Defining Your Core Message.
Just as every structure needs a foundation from which to build upon so to does your digital marketing strategy in the form of a concise core message that defines who you are and what you’re about.
Your core online message must be specific, free of uncertainty. There cannot be any “I think we’re this.” Or “We’ll figure it out as we go along.” No, your core message must be 100%, absolute. Otherwise if you don’t know what you’re about neither will your online audience, creating all of the vagueness of a West Point graduate with a liberal arts degree.

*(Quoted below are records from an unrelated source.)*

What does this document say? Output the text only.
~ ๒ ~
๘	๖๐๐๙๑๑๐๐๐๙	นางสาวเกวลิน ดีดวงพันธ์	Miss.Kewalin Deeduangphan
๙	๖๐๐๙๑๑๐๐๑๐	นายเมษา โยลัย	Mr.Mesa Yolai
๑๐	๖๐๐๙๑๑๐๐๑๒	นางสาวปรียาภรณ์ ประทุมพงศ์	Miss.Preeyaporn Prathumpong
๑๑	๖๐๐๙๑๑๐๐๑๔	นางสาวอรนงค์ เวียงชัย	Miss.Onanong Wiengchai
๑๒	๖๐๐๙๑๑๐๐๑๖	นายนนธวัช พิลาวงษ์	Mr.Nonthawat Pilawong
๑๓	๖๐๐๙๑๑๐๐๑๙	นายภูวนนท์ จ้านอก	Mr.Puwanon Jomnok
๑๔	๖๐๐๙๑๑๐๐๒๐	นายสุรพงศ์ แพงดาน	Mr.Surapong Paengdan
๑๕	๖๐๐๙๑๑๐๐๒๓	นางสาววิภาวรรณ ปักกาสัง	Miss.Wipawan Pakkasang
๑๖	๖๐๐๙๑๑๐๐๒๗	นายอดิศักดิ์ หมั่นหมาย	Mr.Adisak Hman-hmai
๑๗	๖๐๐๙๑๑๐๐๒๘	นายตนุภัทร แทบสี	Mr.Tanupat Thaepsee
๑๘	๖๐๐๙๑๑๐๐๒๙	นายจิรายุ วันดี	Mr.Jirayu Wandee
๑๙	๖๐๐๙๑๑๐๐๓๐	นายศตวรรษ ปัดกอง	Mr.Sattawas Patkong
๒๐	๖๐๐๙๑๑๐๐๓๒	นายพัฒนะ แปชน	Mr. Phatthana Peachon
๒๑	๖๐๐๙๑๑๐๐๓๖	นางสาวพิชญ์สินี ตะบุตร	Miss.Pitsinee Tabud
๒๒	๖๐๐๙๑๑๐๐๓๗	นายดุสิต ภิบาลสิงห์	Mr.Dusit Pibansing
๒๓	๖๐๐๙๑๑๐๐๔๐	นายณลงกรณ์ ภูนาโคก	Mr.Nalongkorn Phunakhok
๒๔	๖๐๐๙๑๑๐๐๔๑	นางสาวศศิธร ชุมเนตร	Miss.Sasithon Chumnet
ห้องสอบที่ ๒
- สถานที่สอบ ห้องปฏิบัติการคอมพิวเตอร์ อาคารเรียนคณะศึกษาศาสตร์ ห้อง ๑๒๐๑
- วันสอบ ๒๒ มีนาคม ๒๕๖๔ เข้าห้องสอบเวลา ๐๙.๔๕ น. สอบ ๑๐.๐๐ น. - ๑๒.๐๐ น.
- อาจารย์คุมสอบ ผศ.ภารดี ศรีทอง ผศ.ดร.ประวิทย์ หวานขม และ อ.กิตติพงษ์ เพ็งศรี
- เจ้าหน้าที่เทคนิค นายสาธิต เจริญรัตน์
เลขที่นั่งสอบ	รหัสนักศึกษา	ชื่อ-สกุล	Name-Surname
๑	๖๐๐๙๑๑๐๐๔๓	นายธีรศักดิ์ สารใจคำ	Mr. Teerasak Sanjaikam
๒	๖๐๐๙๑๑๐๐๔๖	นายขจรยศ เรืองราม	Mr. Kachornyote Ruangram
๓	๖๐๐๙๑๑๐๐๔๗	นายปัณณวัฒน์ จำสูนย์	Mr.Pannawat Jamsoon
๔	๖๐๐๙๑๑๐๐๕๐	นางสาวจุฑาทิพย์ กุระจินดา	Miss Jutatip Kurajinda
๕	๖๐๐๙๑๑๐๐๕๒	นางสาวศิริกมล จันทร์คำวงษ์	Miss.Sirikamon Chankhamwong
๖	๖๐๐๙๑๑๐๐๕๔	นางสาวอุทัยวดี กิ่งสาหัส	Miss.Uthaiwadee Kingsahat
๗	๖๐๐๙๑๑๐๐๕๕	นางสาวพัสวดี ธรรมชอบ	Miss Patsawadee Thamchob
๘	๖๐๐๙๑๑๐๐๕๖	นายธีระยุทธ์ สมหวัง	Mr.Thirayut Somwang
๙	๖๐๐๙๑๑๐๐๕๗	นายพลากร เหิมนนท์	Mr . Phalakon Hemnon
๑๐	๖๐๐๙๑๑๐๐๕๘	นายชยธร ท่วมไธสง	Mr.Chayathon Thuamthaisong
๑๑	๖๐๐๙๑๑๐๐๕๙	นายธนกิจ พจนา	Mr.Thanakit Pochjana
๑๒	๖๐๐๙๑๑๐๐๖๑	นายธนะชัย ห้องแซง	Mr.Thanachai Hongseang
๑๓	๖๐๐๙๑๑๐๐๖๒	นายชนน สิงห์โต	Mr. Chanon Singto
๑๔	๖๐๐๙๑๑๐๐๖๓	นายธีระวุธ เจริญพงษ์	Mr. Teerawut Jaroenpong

Once defined your website will have a true north, helping you present a consistent, synchronized message that regardless of platform – Twitter, Facebook, e-mail, shouting at random people walking past the office window – always reinforces your core values.
This also helps your staff. A defined message keeps everyone on the same page, as it were, in working towards the same goal and/or purpose.
Hone Your Online Message
To help blueprint your online core message ask yourself:
- Who is your target audience? The narrower the better. Focus on one rather than some. Identifying your exact audience makes it easier to streamline your message to their exact needs.

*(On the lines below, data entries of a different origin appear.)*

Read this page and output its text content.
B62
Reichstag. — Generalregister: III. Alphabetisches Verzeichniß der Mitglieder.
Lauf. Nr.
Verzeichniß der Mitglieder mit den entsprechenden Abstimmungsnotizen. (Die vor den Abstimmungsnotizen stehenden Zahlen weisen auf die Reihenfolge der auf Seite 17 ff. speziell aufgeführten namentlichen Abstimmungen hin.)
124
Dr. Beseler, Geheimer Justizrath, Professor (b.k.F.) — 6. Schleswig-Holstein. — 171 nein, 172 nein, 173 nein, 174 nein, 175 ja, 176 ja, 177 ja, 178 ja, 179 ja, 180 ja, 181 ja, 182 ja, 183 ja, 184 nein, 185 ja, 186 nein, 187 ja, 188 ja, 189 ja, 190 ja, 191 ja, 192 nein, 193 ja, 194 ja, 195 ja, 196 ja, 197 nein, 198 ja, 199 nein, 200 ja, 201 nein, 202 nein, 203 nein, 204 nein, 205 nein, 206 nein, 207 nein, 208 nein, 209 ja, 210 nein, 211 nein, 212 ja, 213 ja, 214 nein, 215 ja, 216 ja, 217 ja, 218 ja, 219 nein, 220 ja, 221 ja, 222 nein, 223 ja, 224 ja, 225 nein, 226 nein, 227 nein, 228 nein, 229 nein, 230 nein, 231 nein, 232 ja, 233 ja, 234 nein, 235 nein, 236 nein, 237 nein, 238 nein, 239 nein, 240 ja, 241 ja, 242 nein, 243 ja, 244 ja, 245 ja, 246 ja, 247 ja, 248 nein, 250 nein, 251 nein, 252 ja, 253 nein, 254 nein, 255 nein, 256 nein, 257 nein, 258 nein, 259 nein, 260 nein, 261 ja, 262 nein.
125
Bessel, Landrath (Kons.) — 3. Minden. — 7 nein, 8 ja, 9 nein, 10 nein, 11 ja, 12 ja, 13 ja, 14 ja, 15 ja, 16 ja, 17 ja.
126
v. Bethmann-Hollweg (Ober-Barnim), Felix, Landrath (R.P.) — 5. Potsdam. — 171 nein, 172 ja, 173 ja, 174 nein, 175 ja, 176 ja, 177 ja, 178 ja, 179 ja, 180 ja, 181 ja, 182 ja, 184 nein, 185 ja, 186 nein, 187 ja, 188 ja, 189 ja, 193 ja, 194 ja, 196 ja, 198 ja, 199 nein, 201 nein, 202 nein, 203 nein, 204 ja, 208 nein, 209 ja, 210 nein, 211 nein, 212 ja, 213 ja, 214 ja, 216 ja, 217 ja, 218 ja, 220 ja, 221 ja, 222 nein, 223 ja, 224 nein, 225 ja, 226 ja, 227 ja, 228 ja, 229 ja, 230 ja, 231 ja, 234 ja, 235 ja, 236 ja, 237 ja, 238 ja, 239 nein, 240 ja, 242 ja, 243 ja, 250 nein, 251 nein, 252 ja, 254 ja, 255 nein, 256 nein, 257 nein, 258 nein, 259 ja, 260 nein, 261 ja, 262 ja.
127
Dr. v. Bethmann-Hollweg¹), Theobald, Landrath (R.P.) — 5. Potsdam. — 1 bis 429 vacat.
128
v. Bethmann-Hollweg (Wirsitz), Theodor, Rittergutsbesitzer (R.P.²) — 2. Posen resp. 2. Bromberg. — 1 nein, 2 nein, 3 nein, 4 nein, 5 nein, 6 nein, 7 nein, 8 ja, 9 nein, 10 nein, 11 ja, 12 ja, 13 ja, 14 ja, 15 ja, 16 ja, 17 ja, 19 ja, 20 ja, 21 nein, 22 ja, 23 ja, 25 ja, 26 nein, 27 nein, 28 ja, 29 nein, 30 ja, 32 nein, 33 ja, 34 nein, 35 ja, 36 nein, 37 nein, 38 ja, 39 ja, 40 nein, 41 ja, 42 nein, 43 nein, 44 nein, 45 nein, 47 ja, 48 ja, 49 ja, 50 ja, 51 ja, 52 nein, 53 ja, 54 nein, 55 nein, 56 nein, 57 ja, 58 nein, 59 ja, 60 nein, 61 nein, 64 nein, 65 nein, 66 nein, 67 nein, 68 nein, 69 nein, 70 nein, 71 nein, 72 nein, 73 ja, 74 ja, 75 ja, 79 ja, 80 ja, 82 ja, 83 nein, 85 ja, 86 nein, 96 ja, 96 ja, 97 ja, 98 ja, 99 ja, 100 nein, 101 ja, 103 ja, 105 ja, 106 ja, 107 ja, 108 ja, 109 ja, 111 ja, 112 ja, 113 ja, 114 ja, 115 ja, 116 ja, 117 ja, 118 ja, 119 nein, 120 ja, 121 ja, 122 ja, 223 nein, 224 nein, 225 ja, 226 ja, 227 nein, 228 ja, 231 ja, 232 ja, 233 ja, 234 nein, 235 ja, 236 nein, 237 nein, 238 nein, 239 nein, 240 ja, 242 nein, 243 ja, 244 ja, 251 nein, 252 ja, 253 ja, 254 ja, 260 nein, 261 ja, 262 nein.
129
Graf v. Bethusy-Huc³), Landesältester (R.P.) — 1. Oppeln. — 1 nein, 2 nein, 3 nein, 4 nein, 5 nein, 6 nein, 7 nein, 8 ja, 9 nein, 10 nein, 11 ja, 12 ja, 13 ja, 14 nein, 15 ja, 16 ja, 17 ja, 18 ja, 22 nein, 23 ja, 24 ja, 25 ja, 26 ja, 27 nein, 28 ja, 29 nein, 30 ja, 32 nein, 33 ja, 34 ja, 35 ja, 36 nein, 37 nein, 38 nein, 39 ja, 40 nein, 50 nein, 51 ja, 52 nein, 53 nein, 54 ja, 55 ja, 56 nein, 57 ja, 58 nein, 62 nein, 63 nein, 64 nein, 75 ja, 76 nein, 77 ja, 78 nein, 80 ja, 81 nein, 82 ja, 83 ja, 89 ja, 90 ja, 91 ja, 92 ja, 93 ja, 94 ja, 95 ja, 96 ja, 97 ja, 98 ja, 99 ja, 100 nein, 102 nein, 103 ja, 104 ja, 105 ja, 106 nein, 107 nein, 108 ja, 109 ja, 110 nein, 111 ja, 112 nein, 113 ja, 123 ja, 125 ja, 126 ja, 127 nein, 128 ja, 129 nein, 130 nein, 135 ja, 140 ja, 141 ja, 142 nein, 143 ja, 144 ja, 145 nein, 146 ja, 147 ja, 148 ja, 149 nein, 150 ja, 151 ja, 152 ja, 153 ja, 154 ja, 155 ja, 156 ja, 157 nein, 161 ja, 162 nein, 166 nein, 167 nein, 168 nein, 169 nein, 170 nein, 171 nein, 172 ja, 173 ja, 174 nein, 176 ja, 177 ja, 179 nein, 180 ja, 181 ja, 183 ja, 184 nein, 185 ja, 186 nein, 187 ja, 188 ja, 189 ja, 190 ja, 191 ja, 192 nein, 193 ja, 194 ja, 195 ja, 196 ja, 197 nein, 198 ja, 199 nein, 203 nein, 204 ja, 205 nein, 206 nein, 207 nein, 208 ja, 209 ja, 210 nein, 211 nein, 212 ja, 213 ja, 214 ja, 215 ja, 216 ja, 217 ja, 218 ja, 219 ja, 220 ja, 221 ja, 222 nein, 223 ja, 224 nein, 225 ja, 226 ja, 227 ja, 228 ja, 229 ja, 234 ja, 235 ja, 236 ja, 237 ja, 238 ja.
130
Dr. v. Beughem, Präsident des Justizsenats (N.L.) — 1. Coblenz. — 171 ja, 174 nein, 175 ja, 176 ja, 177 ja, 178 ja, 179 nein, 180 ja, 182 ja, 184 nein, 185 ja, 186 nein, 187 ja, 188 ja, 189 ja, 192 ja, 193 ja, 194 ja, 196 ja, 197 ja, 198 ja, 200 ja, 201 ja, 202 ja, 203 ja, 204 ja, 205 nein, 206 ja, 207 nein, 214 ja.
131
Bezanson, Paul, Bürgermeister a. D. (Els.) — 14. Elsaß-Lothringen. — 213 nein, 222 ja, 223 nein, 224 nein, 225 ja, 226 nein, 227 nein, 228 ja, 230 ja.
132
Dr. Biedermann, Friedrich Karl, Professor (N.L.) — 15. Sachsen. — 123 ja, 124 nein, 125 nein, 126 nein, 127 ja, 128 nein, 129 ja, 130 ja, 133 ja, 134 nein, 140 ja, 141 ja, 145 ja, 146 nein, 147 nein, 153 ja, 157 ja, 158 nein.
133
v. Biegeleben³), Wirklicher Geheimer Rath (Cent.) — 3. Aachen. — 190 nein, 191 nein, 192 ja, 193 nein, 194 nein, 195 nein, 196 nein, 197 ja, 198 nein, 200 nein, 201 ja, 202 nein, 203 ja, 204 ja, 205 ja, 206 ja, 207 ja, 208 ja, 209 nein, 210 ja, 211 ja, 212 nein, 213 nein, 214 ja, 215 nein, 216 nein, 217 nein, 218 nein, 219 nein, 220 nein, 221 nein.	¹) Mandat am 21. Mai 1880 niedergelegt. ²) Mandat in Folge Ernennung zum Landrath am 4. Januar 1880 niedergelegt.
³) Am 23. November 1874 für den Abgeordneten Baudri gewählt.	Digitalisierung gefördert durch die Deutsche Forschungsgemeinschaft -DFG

- What’s your unique selling point? What can you offer that others can’t. Again, be specific. If your website’s purpose is to galvanize support for say saving whales your selling point must be more than because I like whales. There are many other organizations and websites promoting this same cause. Determine what is it that ONLY you can offer that these other save the whale campaigns can’t. Is it funding? Is it government backing? Is it access to those high-speed rubber boats Greenpeace is famous for? Find your difference and then use it to set up a benefit for your audience.
- What’s your call to action? What is it you hope to achieve with your website? Do you want visitors to provide funding? Attend a rally in Washington DC? Write their congressman? Don’t assume your audience will know what to do. Your call to action should serve as a bridge between needs and results.
To help with answering these questions study other websites, including, if applicable, your competitors. Look at both good and bad websites. Make notes what you like and dislike, heeding close attention to all facets. Is it the cause or product that appeals to you? Or is it the content itself? Or maybe the images? Or even the color choices?
The more notes the better. For just as it takes 40 gallons of sap of produce one gallon of maple syrup, it takes a lot of input to create an effective, to-the-point core message.
Take time with this. Don’t rush it. Make sure you’ve got it right. For there’s an old Tao saying that says, “Once a statue is finished, it’s too late to change the arms.”